When I was 9 we moved from Oklahoma to Minnesota. It was a move in the US. Should be the same culturally right? What I shock to learn they sounded different, liked different food and would be asked my ethnic background. All my mother said, Well we are Heinz 57, a little bit of everything.
Then at age 11.5 we moved to Colorado. Now that would be more like Minnesota. It got snow. It was cold. Imagine my surprise when everyone wanted to know what my favorite winter sport was? I didn’t ski and snowboarding hadn’t been invented yet. By high school I became fully aware of the “uniform”. I wore Levi jeans, hiking boots and a sweater.
Then halfway through 9th grade we moved to Las Vegas. Yes that Las Vegas. Completely different climate, interests and clothing. Again I had a period of adjustment.
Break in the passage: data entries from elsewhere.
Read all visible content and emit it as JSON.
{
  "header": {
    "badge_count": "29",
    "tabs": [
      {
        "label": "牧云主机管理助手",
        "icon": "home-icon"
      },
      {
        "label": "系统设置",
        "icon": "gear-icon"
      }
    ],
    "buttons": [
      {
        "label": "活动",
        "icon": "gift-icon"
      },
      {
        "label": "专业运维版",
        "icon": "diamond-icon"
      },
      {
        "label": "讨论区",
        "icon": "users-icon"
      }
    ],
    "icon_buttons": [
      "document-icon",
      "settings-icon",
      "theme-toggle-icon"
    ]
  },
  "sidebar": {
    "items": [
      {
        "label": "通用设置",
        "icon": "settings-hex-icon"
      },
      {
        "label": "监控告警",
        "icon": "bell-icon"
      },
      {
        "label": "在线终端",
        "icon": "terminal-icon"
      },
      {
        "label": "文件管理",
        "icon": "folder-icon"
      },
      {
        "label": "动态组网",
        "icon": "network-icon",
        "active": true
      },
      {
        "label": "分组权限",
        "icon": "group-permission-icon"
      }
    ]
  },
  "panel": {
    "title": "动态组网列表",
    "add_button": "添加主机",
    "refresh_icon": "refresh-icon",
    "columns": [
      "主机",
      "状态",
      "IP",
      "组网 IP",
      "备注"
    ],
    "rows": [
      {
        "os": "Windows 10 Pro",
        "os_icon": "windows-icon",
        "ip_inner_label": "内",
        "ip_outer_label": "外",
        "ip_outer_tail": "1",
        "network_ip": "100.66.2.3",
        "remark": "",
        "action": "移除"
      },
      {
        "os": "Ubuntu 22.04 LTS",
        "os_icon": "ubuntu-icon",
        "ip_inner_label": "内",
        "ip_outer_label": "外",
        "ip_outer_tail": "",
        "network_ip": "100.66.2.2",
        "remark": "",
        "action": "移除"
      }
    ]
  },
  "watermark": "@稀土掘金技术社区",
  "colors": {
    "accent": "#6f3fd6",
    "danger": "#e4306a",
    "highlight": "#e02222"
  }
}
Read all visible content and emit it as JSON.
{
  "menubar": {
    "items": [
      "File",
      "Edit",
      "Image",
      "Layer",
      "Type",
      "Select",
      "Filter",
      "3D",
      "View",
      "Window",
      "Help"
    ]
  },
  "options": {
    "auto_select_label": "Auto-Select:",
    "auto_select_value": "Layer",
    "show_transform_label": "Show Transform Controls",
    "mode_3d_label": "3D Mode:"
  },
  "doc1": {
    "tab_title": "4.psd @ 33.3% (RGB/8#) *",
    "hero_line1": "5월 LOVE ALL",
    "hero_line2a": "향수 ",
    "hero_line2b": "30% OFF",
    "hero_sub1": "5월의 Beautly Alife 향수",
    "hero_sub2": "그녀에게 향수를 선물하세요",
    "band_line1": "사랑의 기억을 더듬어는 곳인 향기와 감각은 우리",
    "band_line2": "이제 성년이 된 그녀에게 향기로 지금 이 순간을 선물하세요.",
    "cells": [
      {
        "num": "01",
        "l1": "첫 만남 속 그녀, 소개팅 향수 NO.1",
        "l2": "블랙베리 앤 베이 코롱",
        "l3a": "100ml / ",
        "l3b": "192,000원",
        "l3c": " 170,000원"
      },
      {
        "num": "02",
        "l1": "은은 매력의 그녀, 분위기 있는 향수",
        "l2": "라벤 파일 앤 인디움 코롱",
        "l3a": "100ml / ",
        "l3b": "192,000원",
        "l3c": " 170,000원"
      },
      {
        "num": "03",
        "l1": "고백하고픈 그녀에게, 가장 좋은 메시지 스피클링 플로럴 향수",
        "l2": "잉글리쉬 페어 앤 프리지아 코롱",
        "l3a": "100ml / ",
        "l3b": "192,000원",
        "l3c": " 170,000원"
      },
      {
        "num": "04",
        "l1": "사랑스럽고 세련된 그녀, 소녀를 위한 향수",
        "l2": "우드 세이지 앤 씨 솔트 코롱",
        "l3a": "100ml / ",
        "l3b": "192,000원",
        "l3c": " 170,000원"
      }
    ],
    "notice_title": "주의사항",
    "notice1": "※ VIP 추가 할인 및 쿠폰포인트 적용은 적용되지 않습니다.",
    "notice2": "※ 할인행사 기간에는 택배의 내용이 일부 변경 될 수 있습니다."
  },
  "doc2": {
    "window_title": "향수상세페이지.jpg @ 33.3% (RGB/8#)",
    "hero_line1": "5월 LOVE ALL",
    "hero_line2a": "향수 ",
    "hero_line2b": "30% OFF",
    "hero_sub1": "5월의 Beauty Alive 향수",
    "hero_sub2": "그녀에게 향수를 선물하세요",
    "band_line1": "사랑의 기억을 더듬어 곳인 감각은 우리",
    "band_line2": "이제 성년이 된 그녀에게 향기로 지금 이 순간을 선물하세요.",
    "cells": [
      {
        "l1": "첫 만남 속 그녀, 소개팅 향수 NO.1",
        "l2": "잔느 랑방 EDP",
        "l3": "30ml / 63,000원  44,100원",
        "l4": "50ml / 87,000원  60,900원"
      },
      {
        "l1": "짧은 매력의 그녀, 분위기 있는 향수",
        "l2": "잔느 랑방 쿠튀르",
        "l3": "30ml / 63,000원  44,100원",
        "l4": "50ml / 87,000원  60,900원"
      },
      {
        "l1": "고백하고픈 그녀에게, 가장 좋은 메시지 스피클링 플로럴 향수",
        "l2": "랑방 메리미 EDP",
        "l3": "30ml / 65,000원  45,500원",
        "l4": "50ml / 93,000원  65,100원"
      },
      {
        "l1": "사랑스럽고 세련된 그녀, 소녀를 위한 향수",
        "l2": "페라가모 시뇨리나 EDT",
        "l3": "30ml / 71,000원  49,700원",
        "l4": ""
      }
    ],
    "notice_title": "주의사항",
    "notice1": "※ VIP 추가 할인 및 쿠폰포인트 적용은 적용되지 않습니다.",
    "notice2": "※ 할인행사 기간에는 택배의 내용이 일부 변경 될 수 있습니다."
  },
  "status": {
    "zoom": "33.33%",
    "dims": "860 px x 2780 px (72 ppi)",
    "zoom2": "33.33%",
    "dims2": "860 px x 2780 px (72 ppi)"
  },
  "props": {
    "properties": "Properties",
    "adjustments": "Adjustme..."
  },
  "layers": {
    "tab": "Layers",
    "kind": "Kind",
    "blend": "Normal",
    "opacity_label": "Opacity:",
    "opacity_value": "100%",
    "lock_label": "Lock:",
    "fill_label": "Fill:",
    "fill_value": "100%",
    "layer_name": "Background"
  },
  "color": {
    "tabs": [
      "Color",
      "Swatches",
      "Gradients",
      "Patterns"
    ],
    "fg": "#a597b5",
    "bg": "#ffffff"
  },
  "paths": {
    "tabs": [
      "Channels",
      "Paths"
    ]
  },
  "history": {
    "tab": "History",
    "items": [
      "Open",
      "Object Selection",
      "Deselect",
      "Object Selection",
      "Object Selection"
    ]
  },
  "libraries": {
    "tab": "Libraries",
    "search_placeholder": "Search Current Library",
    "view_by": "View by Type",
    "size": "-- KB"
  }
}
Two more moves came and I’ve been in Texas since 1985. I still haven’t become fully Texan. I don’t like the Cowboys. I don’t drink sweet tea or go to rodeos or wear big hair and lots of jewelry. And most importantly I do not say ya’ll.
But I learned I can adjust and feel at home anywhere. I’ve been in this current city for the past 9 years. And to be honest it doesn’t feel like home. I have no family here and I realized home is where those whom I love are.
With my children on opposite coastlines, I’m frozen. I’ve been unable to decide what to do. Stay? Move? Where to? Travel? I can’t even make a decision on when to retire.
So I don’t know where I’d live if I had the option to move.